Sunshine over Korean Peninsula?
08 Jan 2018
IF there is no last-minute hitch, South and North Korea may begin direct talks tomorrow after a break of two years.
Since his inauguration in May 2017, President Moon Jae-in of South Korea has been calling for dialogue with the North. Pyongyang severed all communications with Seoul in 2016 after Moon’s conservative predecessor shuttered an industrial complex in the North. Moon has also been pressing Pyongyang for months to send a delegation to the Winter Olympics his nation is hosting next month.
Speculation that the Koreas would resume face-to-face contacts rose on New Year’s Day, when the North Korean leader, Kim Jong Un said he was willing to discuss the possibility of his country’s participation in the Winter Games.
The discussions, to be held at the Peace House on the South Korean side of Panmunjom, is likely to go beyond the Winter Olympics to cover measures to ease military tensions on the Korean Peninsula. Meanwhile, there have been two positive developments, giving rise to hopes of a breakthrough in inter-Korean ties. One is the reopening on Wednesday of a cross-border hotline which had been shut down since 2016. Second is the postponement by the US of joint military exercises with the South until after the Winter Games. North Korea regards the joint military exercises as a rehearsal for invasion and has often cited them as an obstacle to any thawing of inter-Korean ties.
Postponement of military exercises does not mean the US wholeheartedly welcomes talks between the South and the North. In fact, Washington has been blowing hot and cold over the issue. One day President Donald Trump tweets that there would not have been any talks “if I wasn’t firm, strong and willing to commit our total ‘might’ against the North.” The next day, his envoy to the UN, Nikki Haley is critical of the talks, insisting that US preconditions be accepted.
US feels Kim’s overture may be purely strategic, an attempt to drive a wedge between Seoul and Washington. There are also fears that as part of any dialogue, South Korea could make too many concessions, like agreeing to end military exercises with the United States or no longer participating in sanctions. This is why the State Department has come out openly against Tuesday’s talks touching on security issues.
But security is at the top of South Korea’s concerns. In case of a war, the country that would suffer the most after the North is the South. South Koreans are fond of quoting the proverb, “When elephants fight, it is the grass that gets hurt.”
The South also knows that only the presence of nearly 30,000 US troops on this side of the border stops Trump from doing anything that might engulf the peninsula in a second war. As such, it is the incendiary rhetoric from Trump rather than Kim’s nuclear weapons that continue to shatter South Korea’s morning calm.

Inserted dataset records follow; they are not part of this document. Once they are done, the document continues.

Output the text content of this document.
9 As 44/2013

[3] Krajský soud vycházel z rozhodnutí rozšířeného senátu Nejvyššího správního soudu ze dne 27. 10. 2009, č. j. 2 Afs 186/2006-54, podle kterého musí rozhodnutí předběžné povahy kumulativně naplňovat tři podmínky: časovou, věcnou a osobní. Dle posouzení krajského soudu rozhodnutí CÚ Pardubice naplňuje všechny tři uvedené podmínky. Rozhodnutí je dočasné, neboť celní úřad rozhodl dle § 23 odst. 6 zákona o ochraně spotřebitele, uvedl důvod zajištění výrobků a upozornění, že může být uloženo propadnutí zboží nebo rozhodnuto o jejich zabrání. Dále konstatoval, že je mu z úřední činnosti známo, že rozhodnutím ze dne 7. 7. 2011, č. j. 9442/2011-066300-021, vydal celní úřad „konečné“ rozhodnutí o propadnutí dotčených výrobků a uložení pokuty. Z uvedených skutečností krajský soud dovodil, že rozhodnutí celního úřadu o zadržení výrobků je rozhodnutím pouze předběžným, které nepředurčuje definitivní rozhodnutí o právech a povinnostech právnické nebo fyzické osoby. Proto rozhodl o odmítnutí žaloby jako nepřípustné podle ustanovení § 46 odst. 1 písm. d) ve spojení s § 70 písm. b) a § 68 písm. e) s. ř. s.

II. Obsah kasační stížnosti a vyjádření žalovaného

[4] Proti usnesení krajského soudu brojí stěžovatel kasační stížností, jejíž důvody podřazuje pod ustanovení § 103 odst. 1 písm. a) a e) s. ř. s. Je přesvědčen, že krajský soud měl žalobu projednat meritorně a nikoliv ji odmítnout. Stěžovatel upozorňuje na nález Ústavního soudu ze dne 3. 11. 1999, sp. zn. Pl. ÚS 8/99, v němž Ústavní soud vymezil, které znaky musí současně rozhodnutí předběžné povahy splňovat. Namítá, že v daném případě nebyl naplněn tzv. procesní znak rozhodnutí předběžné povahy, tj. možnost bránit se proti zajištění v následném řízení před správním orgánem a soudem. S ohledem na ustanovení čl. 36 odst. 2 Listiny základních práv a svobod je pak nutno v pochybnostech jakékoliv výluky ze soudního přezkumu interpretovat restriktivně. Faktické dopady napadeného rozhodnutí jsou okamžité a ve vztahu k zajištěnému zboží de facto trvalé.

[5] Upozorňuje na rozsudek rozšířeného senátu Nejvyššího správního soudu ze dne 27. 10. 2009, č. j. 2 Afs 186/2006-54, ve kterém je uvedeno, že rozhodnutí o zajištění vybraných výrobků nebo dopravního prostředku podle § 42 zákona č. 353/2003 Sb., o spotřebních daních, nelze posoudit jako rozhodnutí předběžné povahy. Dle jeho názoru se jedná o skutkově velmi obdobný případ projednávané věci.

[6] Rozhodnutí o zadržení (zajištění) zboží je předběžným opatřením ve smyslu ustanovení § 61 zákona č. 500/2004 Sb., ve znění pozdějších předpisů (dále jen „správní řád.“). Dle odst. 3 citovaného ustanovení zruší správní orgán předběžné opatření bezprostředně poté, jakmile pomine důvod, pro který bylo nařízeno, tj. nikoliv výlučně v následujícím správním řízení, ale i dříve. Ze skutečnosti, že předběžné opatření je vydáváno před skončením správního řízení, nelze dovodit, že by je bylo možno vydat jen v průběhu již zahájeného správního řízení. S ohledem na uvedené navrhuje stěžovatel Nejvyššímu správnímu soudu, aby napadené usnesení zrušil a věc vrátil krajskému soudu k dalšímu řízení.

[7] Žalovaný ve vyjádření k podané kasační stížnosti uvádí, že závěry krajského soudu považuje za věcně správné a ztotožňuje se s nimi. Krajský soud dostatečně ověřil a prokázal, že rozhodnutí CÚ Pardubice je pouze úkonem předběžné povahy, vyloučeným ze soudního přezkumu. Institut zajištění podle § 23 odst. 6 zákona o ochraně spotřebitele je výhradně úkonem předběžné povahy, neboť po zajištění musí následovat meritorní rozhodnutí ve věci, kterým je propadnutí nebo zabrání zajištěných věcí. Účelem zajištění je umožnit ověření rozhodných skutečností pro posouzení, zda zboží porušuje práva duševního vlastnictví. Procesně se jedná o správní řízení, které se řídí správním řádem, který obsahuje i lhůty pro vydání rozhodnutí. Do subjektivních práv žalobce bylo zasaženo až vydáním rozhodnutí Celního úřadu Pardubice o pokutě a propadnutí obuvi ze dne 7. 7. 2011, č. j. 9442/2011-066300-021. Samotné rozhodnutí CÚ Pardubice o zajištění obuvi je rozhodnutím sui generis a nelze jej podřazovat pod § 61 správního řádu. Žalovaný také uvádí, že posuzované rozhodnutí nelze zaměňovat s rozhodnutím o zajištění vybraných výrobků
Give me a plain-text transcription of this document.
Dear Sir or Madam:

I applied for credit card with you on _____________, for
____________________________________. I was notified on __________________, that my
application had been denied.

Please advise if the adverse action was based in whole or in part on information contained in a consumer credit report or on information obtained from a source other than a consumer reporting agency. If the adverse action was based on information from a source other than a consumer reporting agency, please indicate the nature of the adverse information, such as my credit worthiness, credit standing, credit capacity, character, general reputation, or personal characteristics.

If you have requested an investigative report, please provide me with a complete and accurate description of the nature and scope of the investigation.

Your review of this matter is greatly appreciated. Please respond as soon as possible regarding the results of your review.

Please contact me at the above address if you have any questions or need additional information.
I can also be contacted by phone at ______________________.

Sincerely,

So the South’s ultimate goal would be to get more or less permanent diplomatic dialogue going with its adversary across the border.
Tomorrow’s talks may pave the way for a resumption of negotiations that would include US participation. If Trump resists the temptation to indulge in reckless talk of “fire and fury”, this may even lead to the so-called six-party talks that also involved representatives from China, Japan and Russia. Those negotiations collapsed in 2009.
But right now, the South’s concerns are more parochial than geopolitical. It has think of the divided families living on opposite sides of the North-South border. The North is yet to respond to the South’s request for a meeting to discuss potential reunions for such families.
It would be in the interest of everybody including the US if Moon is allowed to follow the “Sunshine Policy” of his liberal predecessors. If he succeeds, it would let off some steam out of the current crisis.